Le sous-ministre Daniel Watson parle de ses principes fondamentaux pour composer avec des situations qui se déroulent de façon indépendante de notre volonté.

Dans tout temps, le cadre de direction doit servir d’exemple pour ses employés. Parce que les employés vont regarder cette personne-là et vont prendre le signal de comment est-ce que nous, nous réagissons. Donc, c’est un facteur de multiplication très important parce que si vous avez dix employés ou vingt employés ou cent employés qui se rapportent à vous, ils vont regarder comment vous, vous réagissez et ils vont suivre vos signaux. Donc très important, numéro un, d’être un bon exemple.

Ceci étant dit, il y a des circonstances différentes où les comportements pourraient être différents. Par exemple, si c’est un débat de qu’est-ce que devrait être une politique et vous avez une perspective là-dessus, mais en fin de compte, le ministre, le sous-ministre, le sous-ministre adjoint, dépendant c’est qui qui prend la décision, décide que non, on n’ira pas dans la direction que vous, vous proposez, on ira dans une autre direction, à ce point-là, il faut que le cadre de direction accepte loyalement la décision en question. C’est le moment de cesser d’essayer de changer cette décision-là si c’est une bonne décision légale prise par les autorités qui ont le droit de prendre cette décision. Et finalement, de passer à l’implantation loyale comme on le dit si souvent.
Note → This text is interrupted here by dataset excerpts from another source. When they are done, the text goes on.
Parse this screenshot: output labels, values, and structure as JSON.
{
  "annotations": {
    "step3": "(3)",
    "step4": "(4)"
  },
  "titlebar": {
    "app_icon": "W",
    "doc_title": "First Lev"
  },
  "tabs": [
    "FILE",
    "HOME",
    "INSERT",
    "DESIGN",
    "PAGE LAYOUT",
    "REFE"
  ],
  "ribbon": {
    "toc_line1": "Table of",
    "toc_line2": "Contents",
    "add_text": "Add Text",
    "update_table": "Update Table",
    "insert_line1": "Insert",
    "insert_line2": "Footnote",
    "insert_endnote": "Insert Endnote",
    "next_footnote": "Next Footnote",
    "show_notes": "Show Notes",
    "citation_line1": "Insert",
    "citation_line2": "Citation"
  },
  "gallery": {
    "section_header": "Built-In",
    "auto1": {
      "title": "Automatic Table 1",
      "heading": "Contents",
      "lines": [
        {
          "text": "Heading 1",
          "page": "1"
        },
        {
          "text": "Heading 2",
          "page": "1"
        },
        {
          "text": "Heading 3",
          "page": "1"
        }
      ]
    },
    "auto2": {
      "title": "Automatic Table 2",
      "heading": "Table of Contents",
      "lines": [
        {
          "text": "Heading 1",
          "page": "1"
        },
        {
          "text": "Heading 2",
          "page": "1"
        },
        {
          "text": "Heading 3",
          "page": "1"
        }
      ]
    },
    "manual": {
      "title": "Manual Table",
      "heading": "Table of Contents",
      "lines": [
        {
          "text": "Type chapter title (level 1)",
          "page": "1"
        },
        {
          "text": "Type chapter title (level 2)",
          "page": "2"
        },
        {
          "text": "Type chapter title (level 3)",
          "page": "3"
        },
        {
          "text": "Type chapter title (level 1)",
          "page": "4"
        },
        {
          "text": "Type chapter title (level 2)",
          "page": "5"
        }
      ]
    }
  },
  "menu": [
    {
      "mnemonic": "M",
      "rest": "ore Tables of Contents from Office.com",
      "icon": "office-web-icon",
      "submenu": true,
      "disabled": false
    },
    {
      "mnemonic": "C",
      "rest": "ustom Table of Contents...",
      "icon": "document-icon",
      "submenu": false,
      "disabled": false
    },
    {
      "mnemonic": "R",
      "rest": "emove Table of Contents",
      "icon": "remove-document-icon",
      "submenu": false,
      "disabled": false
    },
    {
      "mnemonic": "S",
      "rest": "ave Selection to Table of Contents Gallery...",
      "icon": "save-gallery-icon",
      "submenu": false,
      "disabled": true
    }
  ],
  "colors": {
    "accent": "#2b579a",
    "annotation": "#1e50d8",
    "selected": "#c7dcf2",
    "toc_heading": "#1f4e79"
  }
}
Si par contre, on se trouve dans une situation d’un comportement, par exemple, qui est inapproprié, et vous avez essayé de changer cela, c’est un contexte différent. Ce n’est pas comme la décision d’une politique, il faut l’accepter. En fin de compte et pour répondre à ces responsabilités de cadre de direction et de protéger les gens qui auraient besoin de protection dans certaines circonstances, tel l’harcèlement ou autres, ou dans un cas de rendement où on dit que le rendement ou le niveau de rendement de quelqu’un n’est pas à la hauteur de ce que devrait être, il faut entreprendre les mesures nécessaires.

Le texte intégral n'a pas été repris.